My most recent string began in 2013, when I latched onto Strava. Keeping track of miles became easier more meaningful, for myself, but as well as others, through Strava’s ability to link to our friends’ and families’ runs, bike rides, or swims. Plus, you get a map of each or your outdoor activities. Then there is the data that’s getting added up and enumerated that sometimes ends up in the form of a little gold trophy next to Top Results with something like “Today you broke out a personal record on the first mile up Rummy Ridge!” If you have not discovered Strava, then I urge you to give it a try. You are welcome to follow me, and I would do likewise.
In 2014, Carey Kish published an article about the idea of hiking a thousand miles in Maine in a calendar year. Check! I had a great time that year, getting out and exploring the Maine back country. Better than the miles were the hundreds of hours I spent navigating along the rough surface of our corner of the USA while I was getting myself reacquainted with the land of surprisingly unfettered boundaries.
For 2015, My oldest son Lincoln suggested I take on the goal of hiking, running, or biking an hour a day for a whole year. Sold. I did that. My weight has stayed 10 pounds under the usual for over a year now. I also cancelled my gym membership.
For 2016: hike 1,000 and bike 1,000 miles in a calendar year. That’s the deal now. I have upped my daily average to 75 minutes a day, which is what I think I will need to make this happen.
Mr. Kish is now back from his second thru-hike of the Appalachian Trail with his Best Day Hikes Along the Maine Coast, where he identifies 50 of the best trails along the Atlantic Ocean.
My wife and I heard Carey present on this book in Rockland a few weeks ago, where I bought my second copy ( I can’t remember who I lent my first copy to.) , and now Marcia has this idea to hike all 50. We have already visited two new places nearby, Montville’s Northeastern Headwaters Trail and Belfast’s Little River Community Trail, and both lived up to Kish’s superlatives.
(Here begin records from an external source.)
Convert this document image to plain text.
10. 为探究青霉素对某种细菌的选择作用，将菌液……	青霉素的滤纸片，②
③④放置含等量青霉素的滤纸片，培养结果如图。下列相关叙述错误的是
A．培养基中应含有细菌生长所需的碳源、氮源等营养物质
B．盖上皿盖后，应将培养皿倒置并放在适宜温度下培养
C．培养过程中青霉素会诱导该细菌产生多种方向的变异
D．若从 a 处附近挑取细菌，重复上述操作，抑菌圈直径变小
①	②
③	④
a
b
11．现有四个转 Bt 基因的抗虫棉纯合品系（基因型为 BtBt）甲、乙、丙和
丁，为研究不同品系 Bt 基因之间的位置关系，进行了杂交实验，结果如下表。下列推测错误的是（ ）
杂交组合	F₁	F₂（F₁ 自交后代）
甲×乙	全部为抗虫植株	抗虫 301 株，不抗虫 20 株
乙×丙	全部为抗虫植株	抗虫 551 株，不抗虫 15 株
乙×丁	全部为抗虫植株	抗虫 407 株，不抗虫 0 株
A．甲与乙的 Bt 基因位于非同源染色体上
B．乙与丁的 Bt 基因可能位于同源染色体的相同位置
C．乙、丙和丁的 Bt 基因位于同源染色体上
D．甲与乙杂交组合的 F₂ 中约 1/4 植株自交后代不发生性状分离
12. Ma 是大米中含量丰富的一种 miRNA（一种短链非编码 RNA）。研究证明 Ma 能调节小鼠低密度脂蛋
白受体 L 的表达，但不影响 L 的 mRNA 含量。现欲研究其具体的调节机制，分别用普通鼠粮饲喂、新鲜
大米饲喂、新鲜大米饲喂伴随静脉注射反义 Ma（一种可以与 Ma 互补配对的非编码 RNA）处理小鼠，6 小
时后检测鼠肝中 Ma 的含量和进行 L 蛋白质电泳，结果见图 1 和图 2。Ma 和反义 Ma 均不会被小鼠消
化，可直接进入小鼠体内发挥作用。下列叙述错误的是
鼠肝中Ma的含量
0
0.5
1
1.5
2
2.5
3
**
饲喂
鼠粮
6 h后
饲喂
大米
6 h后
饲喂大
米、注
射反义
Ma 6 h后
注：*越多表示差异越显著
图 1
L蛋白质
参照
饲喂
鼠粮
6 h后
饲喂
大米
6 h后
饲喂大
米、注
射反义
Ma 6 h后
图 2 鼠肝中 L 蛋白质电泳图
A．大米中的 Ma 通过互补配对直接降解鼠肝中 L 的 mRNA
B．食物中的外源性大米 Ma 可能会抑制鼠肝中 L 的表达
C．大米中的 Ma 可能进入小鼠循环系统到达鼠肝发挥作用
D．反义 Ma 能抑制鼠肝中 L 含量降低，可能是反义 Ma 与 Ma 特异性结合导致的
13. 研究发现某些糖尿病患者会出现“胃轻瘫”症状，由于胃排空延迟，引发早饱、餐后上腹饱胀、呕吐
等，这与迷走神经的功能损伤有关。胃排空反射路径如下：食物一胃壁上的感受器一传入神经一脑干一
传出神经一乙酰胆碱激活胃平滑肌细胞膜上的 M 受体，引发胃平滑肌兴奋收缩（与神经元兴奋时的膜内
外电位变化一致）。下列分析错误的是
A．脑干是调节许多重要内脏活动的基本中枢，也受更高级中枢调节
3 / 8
Wait! Now there’s this easy way to measure fatigue and to gauge when to back off and take a low intensity workout or a rest day. Have you heard about heart rate variability training? I first learned about it this winter from Larry Starr, a local psychologist who uses it to reduce anxiety and stress in his clients. Check out this recent article from Outside magazine: Is Your Heart Healthy? Ask Your Phone , it’s subtitled Heart-rate apps bring Olympic-caliber recovery to everyone.
Maybe your final takeaway from reading this post is to set a goal or two for this season’s hiking, biking, or swimming season. It has been working for me, keeps things fresh, and just maybe may result in better health, lower weight, or a finely tuned heart.